After becoming lost in a sea of male attention, the kissing, the touching, the sex, only now do I recognize it as my drug. Sure there was booze and pot, but only sex was a vice; I could do without the drinking and smoking. Sex came to have no meaning for me; it was merely an escape from the depression I would feel for the next two years. I held onto it like it was a life raft, the only thing to keep me from drowning. But like a drug habit, I had to end it or it would kill me, rotting me from the inside out. I had my relapses and my moments of doubt, but I got out from under the barbaric hold of my loving drug. Being considered a freak for being celibate means little to a girl who’s been considered nothing but from day one.
The light at the end of a dark and dreary tunnel was music. It has been the only constant in my life that has brought me happiness. Whether by becoming lost in the suicidal noose of lyrics or dancing to joyous melodies, going to my dad’s rock shows or singing in the privacy of my bedroom, music has been my godsend. For years I saw myself on Broadway or fronting a rock band, but it was just a dream. In the beginning my music was only for me, I was too shy to sing in front of people, but now that I am learning to be more extroverted, I want to share it. Not for fame or fortune, but for the hope that if one day a girl, like me, hears the songs I sing and the words I speak, she will know she is not alone.

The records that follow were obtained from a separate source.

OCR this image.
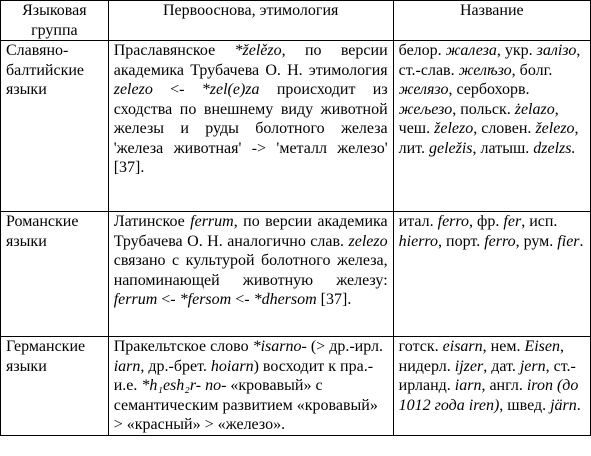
Языковая группа	Первооснова, этимология	Название
Славяно-балтийские языки	Праславянское *želězo, по версии академика Трубачева О. Н. этимология zelezo <- *zel(e)za происходит из сходства по внешнему виду животной железы и руды болотного железа 'железа животная' -> 'металл железо' [37].	белор. жалеза, укр. залізо, ст.-слав. желѣзо, болг. желязо, сербохорв. жељезо, польск. żelazo, чеш. železo, словен. železo, лит. geležis, латыш. dzelzs.
Романские языки	Латинское ferrum, по версии академика Трубачева О. Н. аналогично слав. zelezo связано с культурой болотного железа, напоминающей животную железу: ferrum <- *fersom <- *dhersom [37].	итал. ferro, фр. fer, исп. hierro, порт. ferro, рум. fier.
Германские языки	Пракельтское слово *isarno- (> др.-ирл. iarn, др.-брет. hoiarn) восходит к пра.-и.е. *h₁esh₂r- no- «кровавый» с семантическим развитием «кровавый» > «красный» > «железо».	готск. eisarn, нем. Eisen, нидерл. ijzer, дат. jern, ст.-ирланд. iarn, англ. iron (до 1012 года iren), швед. järn.
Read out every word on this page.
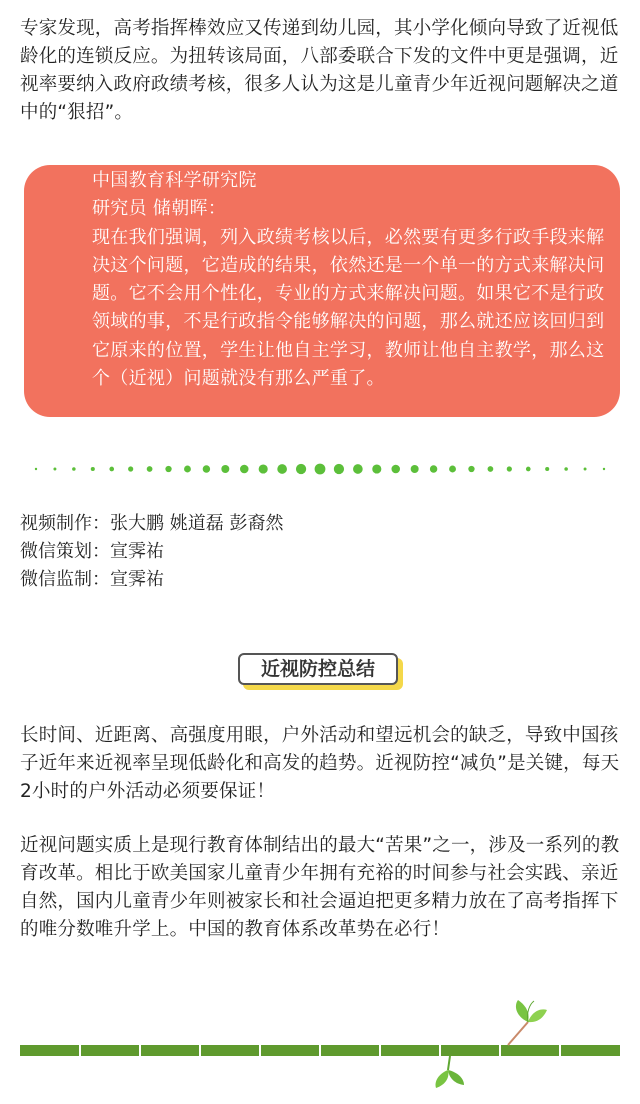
专家发现，高考指挥棒效应又传递到幼儿园，其小学化倾向导致了近视低龄化的连锁反应。为扭转该局面，八部委联合下发的文件中更是强调，近视率要纳入政府政绩考核，很多人认为这是儿童青少年近视问题解决之道中的“狠招”。

中国教育科学研究院
研究员 储朝晖：
现在我们强调，列入政绩考核以后，必然要有更多行政手段来解决这个问题，它造成的结果，依然还是一个单一的方式来解决问题。它不会用个性化，专业的方式来解决问题。如果它不是行政领域的事，不是行政指令能够解决的问题，那么就还应该回归到它原来的位置，学生让他自主学习，教师让他自主教学，那么这个（近视）问题就没有那么严重了。
视频制作：张大鹏 姚道磊 彭裔然
微信策划：宣霁祐
微信监制：宣霁祐
近视防控总结

长时间、近距离、高强度用眼，户外活动和望远机会的缺乏，导致中国孩子近年来近视率呈现低龄化和高发的趋势。近视防控“减负”是关键，每天2小时的户外活动必须要保证！

近视问题实质上是现行教育体制结出的最大“苦果”之一，涉及一系列的教育改革。相比于欧美国家儿童青少年拥有充裕的时间参与社会实践、亲近自然，国内儿童青少年则被家长和社会逼迫把更多精力放在了高考指挥下的唯分数唯升学上。中国的教育体系改革势在必行！
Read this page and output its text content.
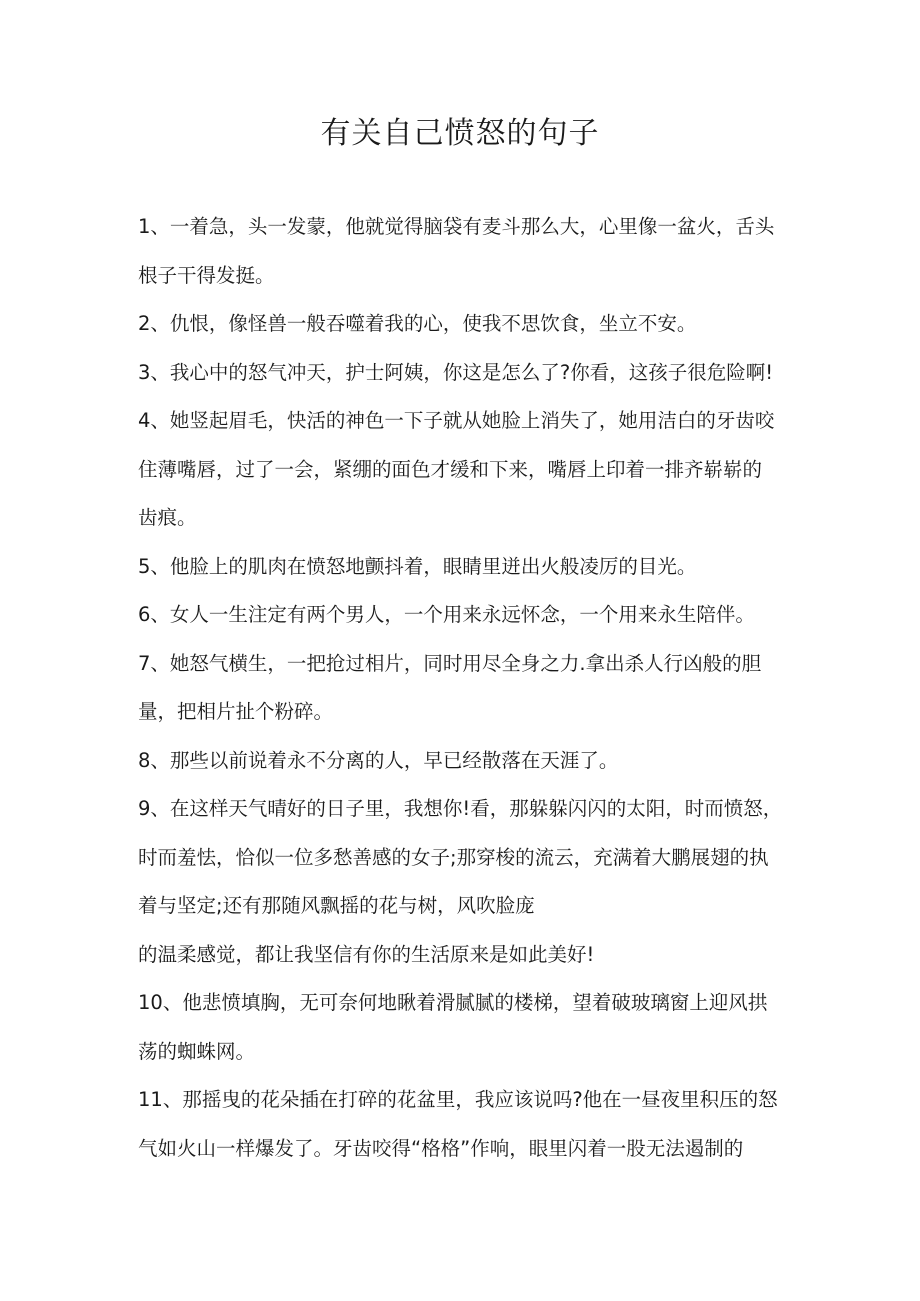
有关自己愤怒的句子
1、一着急，头一发蒙，他就觉得脑袋有麦斗那么大，心里像一盆火，舌头
根子干得发挺。
2、仇恨，像怪兽一般吞噬着我的心，使我不思饮食，坐立不安。
3、我心中的怒气冲天，护士阿姨，你这是怎么了?你看，这孩子很危险啊!
4、她竖起眉毛，快活的神色一下子就从她脸上消失了，她用洁白的牙齿咬
住薄嘴唇，过了一会，紧绷的面色才缓和下来，嘴唇上印着一排齐崭崭的
齿痕。
5、他脸上的肌肉在愤怒地颤抖着，眼睛里迸出火般凌厉的目光。
6、女人一生注定有两个男人，一个用来永远怀念，一个用来永生陪伴。
7、她怒气横生，一把抢过相片，同时用尽全身之力.拿出杀人行凶般的胆
量，把相片扯个粉碎。
8、那些以前说着永不分离的人，早已经散落在天涯了。
9、在这样天气晴好的日子里，我想你!看，那躲躲闪闪的太阳，时而愤怒，
时而羞怯，恰似一位多愁善感的女子;那穿梭的流云，充满着大鹏展翅的执
着与坚定;还有那随风飘摇的花与树，风吹脸庞
的温柔感觉，都让我坚信有你的生活原来是如此美好!
10、他悲愤填胸，无可奈何地瞅着滑腻腻的楼梯，望着破玻璃窗上迎风拱
荡的蜘蛛网。
11、那摇曳的花朵插在打碎的花盆里，我应该说吗?他在一昼夜里积压的怒
气如火山一样爆发了。牙齿咬得“格格”作响，眼里闪着一股无法遏制的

Though the road may seem bleak at times and all my good intentions may seem to bring nothing but pain, I will not be brought down to dwell in misery. I have come to realize that life is much too short to live in sadness and self-pity; it is, in fact, beautiful if you know where to look. So when I stumble on those raised stones in my life, I will get up, dust myself off and learn to be more mindful of where I am walking. If I do this then familiar territory to those obstacles and traps will become easier to see down the road so I do not have to keep falling. Maybe one day I’ll learn to fly.